Florida, home of the company trying to buy Hawaii’s largest electrical utility, has a hostile environment for rooftop solar, according to a top executive at SolarCity Corp.
“It’s a very hostile environment. Unfortunately, very little solar is being adopted there as a result,” said Peter Rive, co-founder of San Mateo, Calif.-based SolarCity, in a telephone interview Tuesday. SolarCity is the largest solar employer and installer in the United States with more than 230,000 solar-energy systems installed as of December. SolarCity’s Chairman is Tesla Motors Inc. CEO Elon Musk.
Florida doesn’t allow residents to lease solar-energy systems from a third party, which is a large part of SolarCity’s business.
NextEra Energy Inc., the company looking to buy Hawaiian Electric Industries, owns the largest rate-regulated electrical utility in Florida and is linked to a lobbying group that is working to maintain the current regulation prohibiting third-party leasing for solar.
There were 7,513 solar-energy systems in Florida, the third most populous state, as of November, according to the U.S. Energy Information Administration. There are approximately 61,000 residential solar systems in Hawaii, the 4oth state in terms of population.

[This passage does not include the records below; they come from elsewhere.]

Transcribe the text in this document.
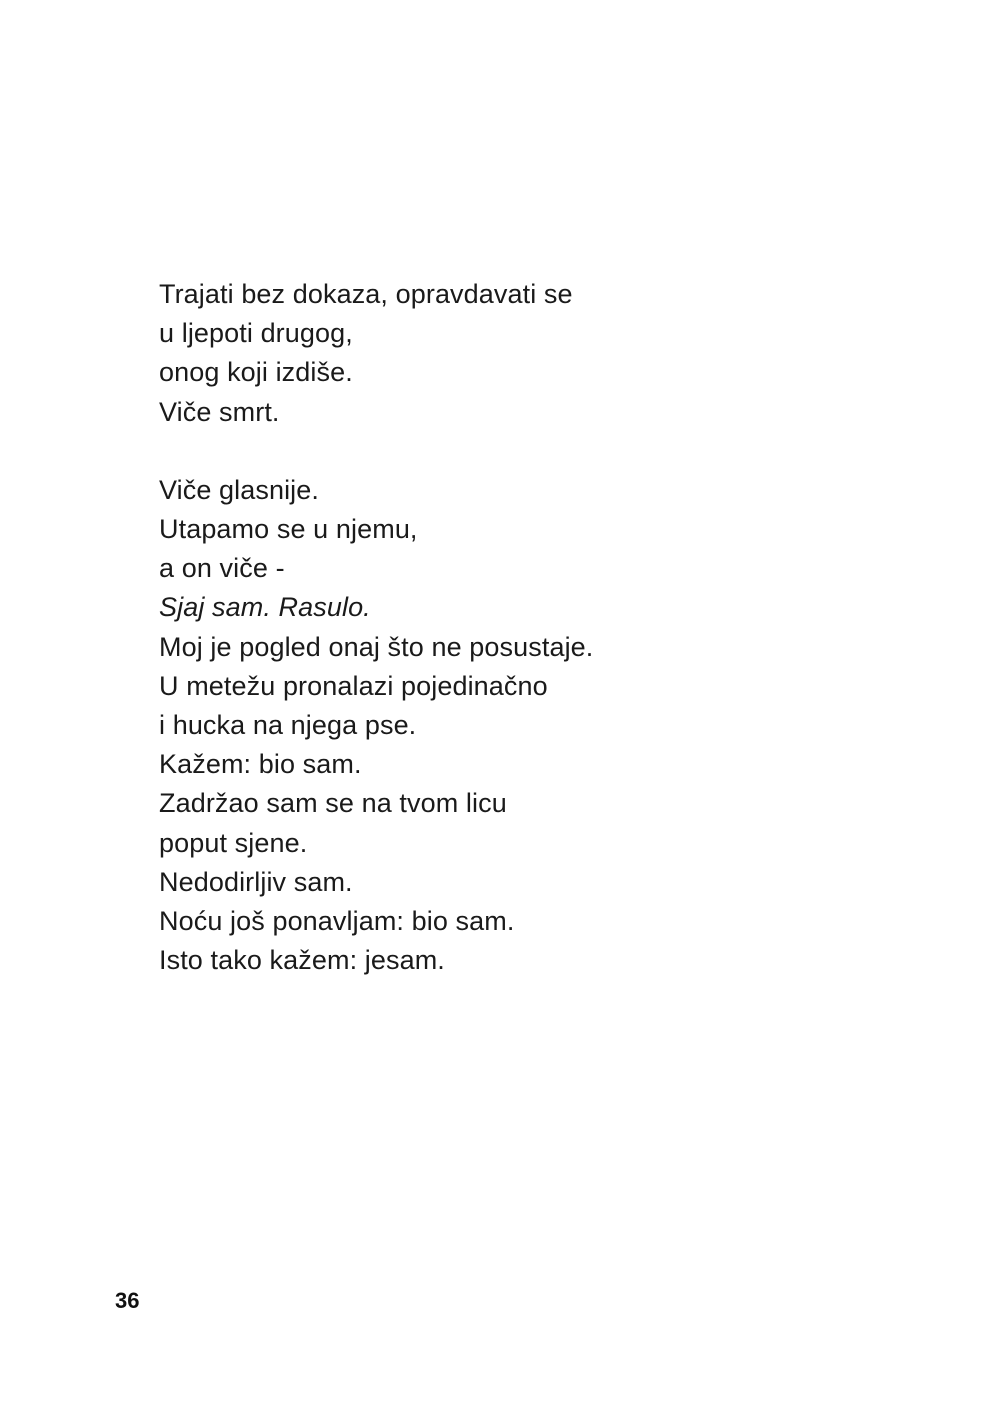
Trajati bez dokaza, opravdavati se
u ljepoti drugog,
onog koji izdiše.
Viče smrt.
Viče glasnije.
Utapamo se u njemu,
a on viče -
Sjaj sam. Rasulo.
Moj je pogled onaj što ne posustaje.
U metežu pronalazi pojedinačno
i hucka na njega pse.
Kažem: bio sam.
Zadržao sam se na tvom licu
poput sjene.
Nedodirljiv sam.
Noću još ponavljam: bio sam.
Isto tako kažem: jesam.
36
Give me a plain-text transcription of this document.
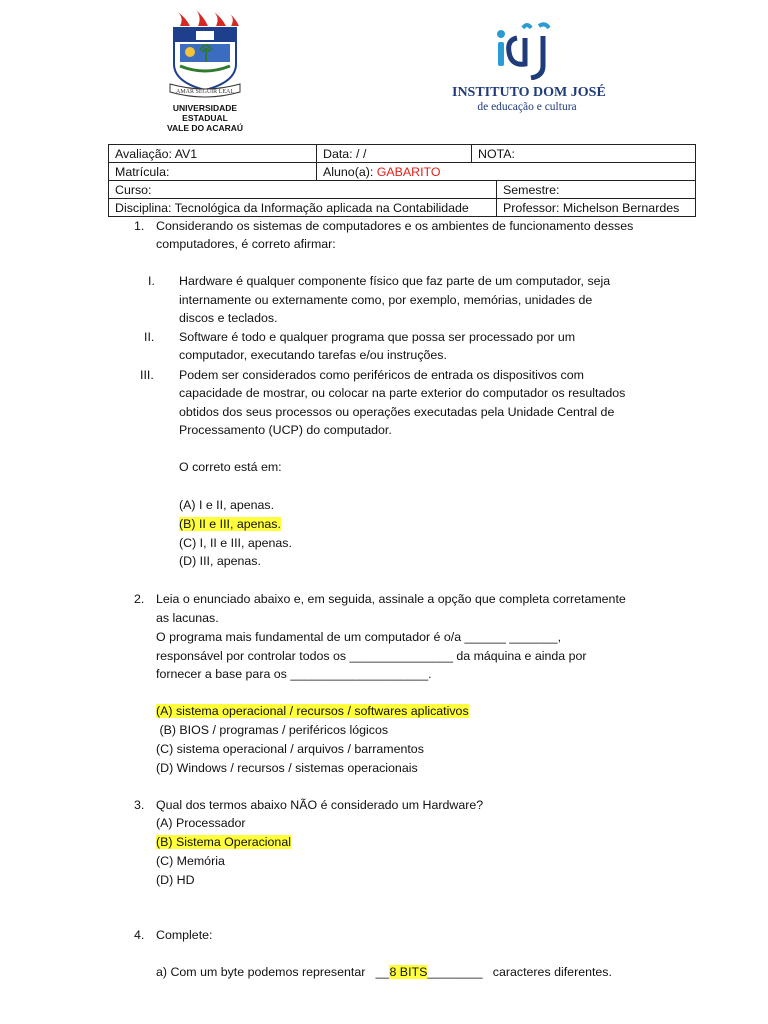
AMAR SEGUIR LEAL
UNIVERSIDADE ESTADUAL
VALE DO ACARAÚ
INSTITUTO DOM JOSÉ
de educação e cultura
Avaliação: AV1	Data: / /	NOTA:	
Matrícula:	Aluno(a): GABARITO		
Curso:			Semestre:
Disciplina: Tecnológica da Informação aplicada na Contabilidade			Professor: Michelson Bernardes
1. Considerando os sistemas de computadores e os ambientes de funcionamento desses
computadores, é correto afirmar:
I. Hardware é qualquer componente físico que faz parte de um computador, seja
internamente ou externamente como, por exemplo, memórias, unidades de
discos e teclados.
II. Software é todo e qualquer programa que possa ser processado por um
computador, executando tarefas e/ou instruções.
III. Podem ser considerados como periféricos de entrada os dispositivos com
capacidade de mostrar, ou colocar na parte exterior do computador os resultados
obtidos dos seus processos ou operações executadas pela Unidade Central de
Processamento (UCP) do computador.
O correto está em:
(A) I e II, apenas.
(B) II e III, apenas.
(C) I, II e III, apenas.
(D) III, apenas.
2. Leia o enunciado abaixo e, em seguida, assinale a opção que completa corretamente
as lacunas.
O programa mais fundamental de um computador é o/a ______ _______,
responsável por controlar todos os _______________ da máquina e ainda por
fornecer a base para os ____________________.
(A) sistema operacional / recursos / softwares aplicativos
(B) BIOS / programas / periféricos lógicos
(C) sistema operacional / arquivos / barramentos
(D) Windows / recursos / sistemas operacionais
3. Qual dos termos abaixo NÃO é considerado um Hardware?
(A) Processador
(B) Sistema Operacional
(C) Memória
(D) HD
4. Complete:
a) Com um byte podemos representar   __8 BITS________   caracteres diferentes.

The major electric utilities in Florida — Florida Power &Light (FPL), Duke Energy, Gulf Power and Tampa Electric — financially backed a lobbying group looking to retain regulation on third-party leasing of solar-energy systems in Florida. NextEra Energy Hawaii LLC president and CEO Eric Gleason said NextEra’s utility subsidiary, FPL, gave $595,000 in contributions to Consumers for Smart Solar, the lobbying group.

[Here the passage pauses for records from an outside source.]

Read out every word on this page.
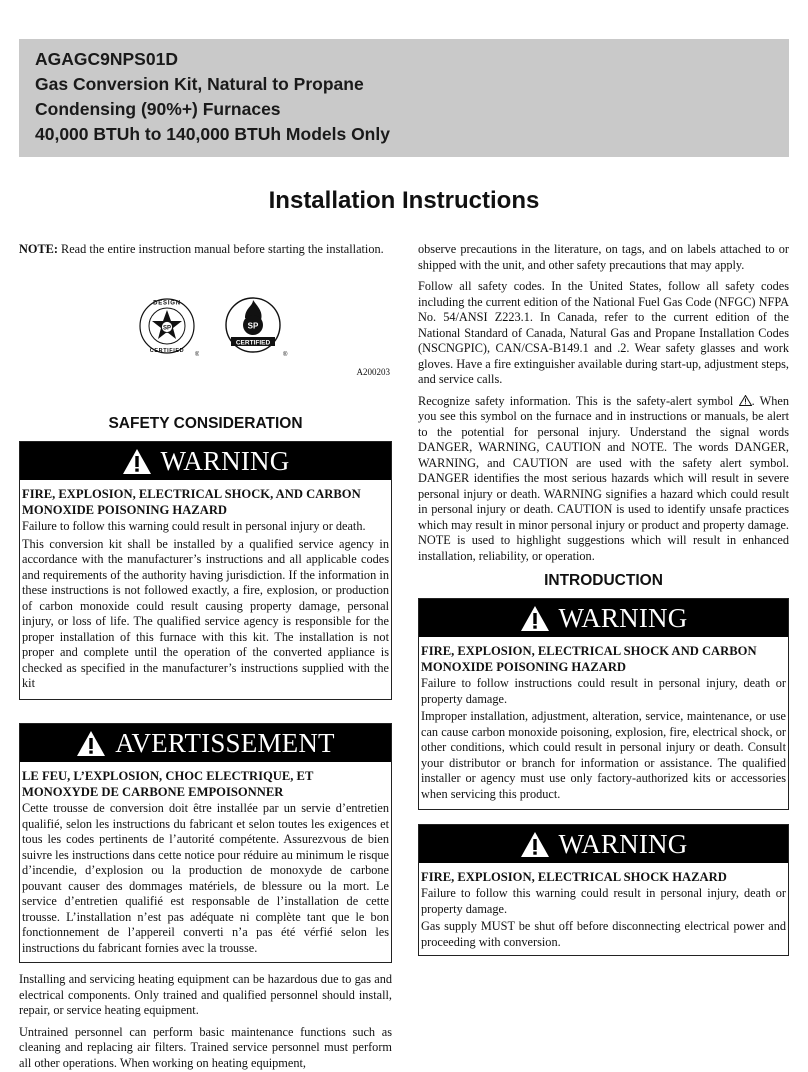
AGAGC9NPS01D
Gas Conversion Kit, Natural to Propane
Condensing (90%+) Furnaces
40,000 BTUh to 140,000 BTUh Models Only
Installation Instructions
NOTE: Read the entire instruction manual before starting the installation.
SP
DESIGN
CERTIFIED
®
SP
CERTIFIED
®
A200203
SAFETY CONSIDERATION
WARNING
FIRE, EXPLOSION, ELECTRICAL SHOCK, AND CARBON MONOXIDE POISONING HAZARD
Failure to follow this warning could result in personal injury or death.
This conversion kit shall be installed by a qualified service agency in accordance with the manufacturer’s instructions and all applicable codes and requirements of the authority having jurisdiction. If the information in these instructions is not followed exactly, a fire, explosion, or production of carbon monoxide could result causing property damage, personal injury, or loss of life. The qualified service agency is responsible for the proper installation of this furnace with this kit. The installation is not proper and complete until the operation of the converted appliance is checked as specified in the manufacturer’s instructions supplied with the kit
AVERTISSEMENT
LE FEU, L’EXPLOSION, CHOC ELECTRIQUE, ET MONOXYDE DE CARBONE EMPOISONNER
Cette trousse de conversion doit être installée par un servie d’entretien qualifié, selon les instructions du fabricant et selon toutes les exigences et tous les codes pertinents de l’autorité compétente. Assurezvous de bien suivre les instructions dans cette notice pour réduire au minimum le risque d’incendie, d’explosion ou la production de monoxyde de carbone pouvant causer des dommages matériels, de blessure ou la mort. Le service d’entretien qualifié est responsable de l’installation de cette trousse. L’installation n’est pas adéquate ni complète tant que le bon fonctionnement de l’appereil converti n’a pas été vérfié selon les instructions du fabricant fornies avec la trousse.
Installing and servicing heating equipment can be hazardous due to gas and electrical components. Only trained and qualified personnel should install, repair, or service heating equipment.
Untrained personnel can perform basic maintenance functions such as cleaning and replacing air filters. Trained service personnel must perform all other operations. When working on heating equipment,
observe precautions in the literature, on tags, and on labels attached to or shipped with the unit, and other safety precautions that may apply.
Follow all safety codes. In the United States, follow all safety codes including the current edition of the National Fuel Gas Code (NFGC) NFPA No. 54/ANSI Z223.1. In Canada, refer to the current edition of the National Standard of Canada, Natural Gas and Propane Installation Codes (NSCNGPIC), CAN/CSA-B149.1 and .2. Wear safety glasses and work gloves. Have a fire extinguisher available during start-up, adjustment steps, and service calls.
Recognize safety information. This is the safety-alert symbol . When you see this symbol on the furnace and in instructions or manuals, be alert to the potential for personal injury. Understand the signal words DANGER, WARNING, CAUTION and NOTE. The words DANGER, WARNING, and CAUTION are used with the safety alert symbol. DANGER identifies the most serious hazards which will result in severe personal injury or death. WARNING signifies a hazard which could result in personal injury or death. CAUTION is used to identify unsafe practices which may result in minor personal injury or product and property damage. NOTE is used to highlight suggestions which will result in enhanced installation, reliability, or operation.
INTRODUCTION
WARNING
FIRE, EXPLOSION, ELECTRICAL SHOCK AND CARBON MONOXIDE POISONING HAZARD
Failure to follow instructions could result in personal injury, death or property damage.
Improper installation, adjustment, alteration, service, maintenance, or use can cause carbon monoxide poisoning, explosion, fire, electrical shock, or other conditions, which could result in personal injury or death. Consult your distributor or branch for information or assistance. The qualified installer or agency must use only factory-authorized kits or accessories when servicing this product.
WARNING
FIRE, EXPLOSION, ELECTRICAL SHOCK HAZARD
Failure to follow this warning could result in personal injury, death or property damage.
Gas supply MUST be shut off before disconnecting electrical power and proceeding with conversion.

NextEra says the low solar-energy adoption at FPL — 3,000 systems for 4.8 million customers — is a result of lower electricity rates. Florida’s electricity rates are roughly 8 percent lower than the national average, according to the EIA.
Rive said that he hopes the hostile environment in Florida doesn’t spread into Hawaii if NextEra is successful in its purchase of HEI.
“We’re hopeful that if this does go through they will have a different approach to solar given Hawaii’s goal to become 100 percent renewable,” Rive said. Hawaii has a goal of getting the equivalent of 100 percent of its electric power from renewable sources by 2045.
SolarCity will begin taking orders for its battery-tied solar-energy systems beginning today, Rive said.
SolarCity will begin offering a suite of home-energy technology, including a solar-energy system, a Tesla Powerwall battery, smart electric water heaters and the Nest Learning Thermostat.
SolarCity’s smart energy home management system connects the solar to the batteries, which will store excess electricity generated from the solar-powered system during the day, then deliver it to the home at night.
“We really want to see collaboration as we bring these on the grid,” Rive said. “Hawaii is in a very special situation as a result of high adoption of solar.”
Rive said HECO customers using SolarCity’s solar-energy system and batteries will see roughly $150 savings on monthly electric bills. A 20-panel solar-powered system with Tesla Powerwall batteries costs about $23,000 before tax credits, Rive said. Solar-powered system owners qualify for a 35 percent state tax credit and 30 percent federal tax credit on their systems.
“After state and federal tax credit (customers) will see about a 15 percent rate of return on their investment,” Rive said. “That is pretty healthy.”